Given $D=[{(x;y) \in \mathbb R^2 : 1 \le y \le ax^2 +1, 0\le x \le 2/a}], 0 \lt a$, let $W$ be the region obtained by rotating $D$ around $Y$ axis.
A) Find the volume of $W$
B) Find, if possible, the $a$ values $\epsilon (0; + \infty)$ so that the volume of $W$ is a minimum, and a maximum
Well, what I've done so far is finding the inner and outer radius to calculate the volume in terms of $Y$. The inner radius would be be $\sqrt{\frac{y-1}{a}}$ and the outer would be $\frac{4+a}{a}$, which is $a$ evaluated in the parabola. Then, the volume would be
$\int_1^\frac{4+a}{a} (\sqrt{\frac{y-1}{a}})^2 -(\frac{4+a}{a})^2 \,dx$
And if I compute the definite integral keeping in mind that $a$ is a constant, I get that the volume would be $\frac {8 \pi}{a^3}$.

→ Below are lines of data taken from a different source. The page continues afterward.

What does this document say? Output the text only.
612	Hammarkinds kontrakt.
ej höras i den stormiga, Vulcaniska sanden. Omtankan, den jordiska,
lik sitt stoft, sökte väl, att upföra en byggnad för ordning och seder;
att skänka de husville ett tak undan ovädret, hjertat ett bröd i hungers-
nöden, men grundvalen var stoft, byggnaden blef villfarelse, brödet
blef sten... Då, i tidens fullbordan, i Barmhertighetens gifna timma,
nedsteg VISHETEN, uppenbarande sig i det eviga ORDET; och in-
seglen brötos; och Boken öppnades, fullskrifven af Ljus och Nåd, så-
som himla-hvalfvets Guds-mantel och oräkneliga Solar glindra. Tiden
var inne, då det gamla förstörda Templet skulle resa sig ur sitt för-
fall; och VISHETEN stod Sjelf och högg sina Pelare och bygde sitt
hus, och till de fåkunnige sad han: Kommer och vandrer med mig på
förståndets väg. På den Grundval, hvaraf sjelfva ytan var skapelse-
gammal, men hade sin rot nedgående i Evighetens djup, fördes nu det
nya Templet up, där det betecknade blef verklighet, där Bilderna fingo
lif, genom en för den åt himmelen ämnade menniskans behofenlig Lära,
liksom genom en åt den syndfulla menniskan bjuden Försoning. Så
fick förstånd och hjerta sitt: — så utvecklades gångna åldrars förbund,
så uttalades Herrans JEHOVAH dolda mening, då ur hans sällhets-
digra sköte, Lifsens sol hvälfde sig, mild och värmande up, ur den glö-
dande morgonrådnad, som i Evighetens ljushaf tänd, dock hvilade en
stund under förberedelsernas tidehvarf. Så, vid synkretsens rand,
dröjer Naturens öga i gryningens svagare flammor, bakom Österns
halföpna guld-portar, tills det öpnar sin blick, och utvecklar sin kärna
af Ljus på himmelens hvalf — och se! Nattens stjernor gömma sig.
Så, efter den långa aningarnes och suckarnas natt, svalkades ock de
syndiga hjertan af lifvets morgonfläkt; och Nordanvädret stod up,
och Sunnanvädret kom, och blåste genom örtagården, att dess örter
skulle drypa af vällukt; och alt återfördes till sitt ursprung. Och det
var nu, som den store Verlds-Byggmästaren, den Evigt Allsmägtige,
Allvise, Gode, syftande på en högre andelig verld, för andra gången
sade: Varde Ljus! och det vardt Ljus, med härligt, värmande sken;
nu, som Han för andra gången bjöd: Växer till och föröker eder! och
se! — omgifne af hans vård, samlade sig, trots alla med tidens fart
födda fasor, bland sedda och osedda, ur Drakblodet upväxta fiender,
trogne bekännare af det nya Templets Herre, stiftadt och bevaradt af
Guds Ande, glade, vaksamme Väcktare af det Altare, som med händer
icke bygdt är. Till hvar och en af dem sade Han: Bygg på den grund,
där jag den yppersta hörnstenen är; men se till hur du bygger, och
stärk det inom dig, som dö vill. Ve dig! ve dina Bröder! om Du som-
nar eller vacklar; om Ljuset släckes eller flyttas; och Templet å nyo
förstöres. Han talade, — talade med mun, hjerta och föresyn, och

For B), the indefinite integral of the volume would be $\frac {4y}{a^2} + \frac {2y-y^2}{2a} + c$. So, to find the minima and maxima, I have to differentiate it and after doing so I got $\frac {4}{a^2} + \frac {1-y}{a}$, which is a straight line so it only has one maximun. Is it ok?